JUN 20, 2022   |   Collier’s Corner

Dissemination of Science

By Bret Collier - Associate Professor
Louisiana State University - School of Renewable Natural Resources

Bret Collier, Professor of Wildlife Ecology and Management at Louisiana State University, assisted with a prescribed burn on the Sandy Hollow WMA.

After spending the week at a scientific conference, I just got back to the office, and I was thinking about how scientific data is transferred to the public on the drive back to the house. Briefly, because most of you have probably never been to a scientific meeting, scientists from Universities, state and federal agency personnel and non-governmental organization staff all get together and provide each other with data and results from various research and management projects. The beauty of scientific meetings is that you can get all the scientists and managers in the same room at the same time to see updates on the species of interest, trade ideas on what has and has not worked from a management perspective, and discuss options for how to approach or make changes in the future. I saw a lot of really informative scientific data at the meeting, and I had some very fruitful discussions with biologists across the United States that I don’t regularly see.
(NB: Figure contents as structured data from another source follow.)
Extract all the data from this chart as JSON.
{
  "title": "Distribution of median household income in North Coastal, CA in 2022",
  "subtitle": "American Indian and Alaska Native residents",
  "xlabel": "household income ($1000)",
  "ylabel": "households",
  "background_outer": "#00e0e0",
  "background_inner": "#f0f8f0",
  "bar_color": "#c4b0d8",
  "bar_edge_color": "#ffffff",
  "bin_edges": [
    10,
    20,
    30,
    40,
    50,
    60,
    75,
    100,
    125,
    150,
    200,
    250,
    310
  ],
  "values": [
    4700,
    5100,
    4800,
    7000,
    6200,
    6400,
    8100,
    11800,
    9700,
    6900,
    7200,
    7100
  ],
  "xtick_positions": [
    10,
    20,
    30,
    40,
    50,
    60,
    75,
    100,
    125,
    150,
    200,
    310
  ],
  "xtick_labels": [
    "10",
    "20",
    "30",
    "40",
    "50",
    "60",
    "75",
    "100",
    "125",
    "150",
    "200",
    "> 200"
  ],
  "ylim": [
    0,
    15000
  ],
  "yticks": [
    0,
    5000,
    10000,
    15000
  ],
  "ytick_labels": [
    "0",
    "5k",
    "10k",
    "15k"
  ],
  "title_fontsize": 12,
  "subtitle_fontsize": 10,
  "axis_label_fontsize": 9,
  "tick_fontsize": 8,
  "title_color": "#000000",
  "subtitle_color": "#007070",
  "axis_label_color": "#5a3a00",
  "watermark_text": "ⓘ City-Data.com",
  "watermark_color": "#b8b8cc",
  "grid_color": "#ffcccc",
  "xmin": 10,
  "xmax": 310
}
But, on the drive home, I realized something was missing from the meeting. Even though we spent a lot of time talking about science and driving management and conservation, what we did not have is any clear path on the dissemination of science to our constituents: the hunting community in this case. For instance, I am confident that the hunters would be interested in hearing an update on population status given by one of the pre-eminent scientists in the field or that hunters would like to hear about the process that states go through to merge scientific and management data to set harvest regulations every year. What hunter would not want to hear and even ask questions about human dimensions studies evaluating what kind of opportunity a broad swath of hunters in their state have requested? What about hunters hearing scientists challenging standard ideas and pushing the science continuum forward so that new studies and potentially new management strategies can be devised? All of these topics, discussed by the leading experts in the field, would certainly be of interest to the hunting community and would lift the proverbial veil on what scientists and managers do to make decisions.

So, how does scientific information get out to the hunting community? I want to be very clear here that I am talking about actual scientific data collected by experts; not the “plant these magic seeds and 190-inch deer will spring up from your field weekly throughout the hunting season, and you will never want again” type advertisements we all see on a variety of outdoor shows and glossy magazines. All humor aside, the most direct route for scientific information to get to the public is via state wildlife agency staff, specifically through the species-specific wildlife biologists. Agency wildlife biologists are both the tip of the spear for developing the research used to drive management actions, as well as the leaders in integrating science into management and regulatory settings at both the state and federal (for migratory species) levels. University scientists represent another significant resource for scientific information, as University-types are typically charged with conducting the field research for agencies, and the undergraduate and graduate students that work on those projects garner a lot of knowledge they use when they transition to conservation and management agency positions. I will note, however, that most full-time researchers are not required to conduct stakeholder outreach. Instead, our focus is supposed to be entirely on developing scientific results into research journals that line the shelves of nearly all University libraries. The transitioning of scientific results to the layperson (meaning non-scientists) falls predominately to a group of University extension and outreach personnel whose charge is to take the research science and distill it down to explainable manageable actions for implementation. However, University faculty are generally given a wide berth on what we can, and cannot do, and so many professors have become quite adept at the development and dissemination of research information.

In this vein, I would be remiss not to mention the increased use of social media to distribute scientific information. Many University scientists and state agencies have started to actively use social media to provide a combination of research outcomes with other exciting tidbits about specific wildlife species. Typically, information posted to social media comes from ongoing or active research projects. In contrast, other social media posts come from peer-reviewed scientific publications. Other bits are just neat observations about how an animal might move on the landscape when hunters are present or what environmental factors affect when and where a critter chooses to breed. I see the use of social media, and the interactions with our hunting community stakeholders, as a considerable benefit to University professors like myself, in that it provides the average hunter the ability to shoot an -expert- a message or question and get a response. To be honest, it is sometimes refreshing for us to get that one-on-one interaction with hunters because we are all sportsmen and sportswomen and any time discussing wildlife management is a good day!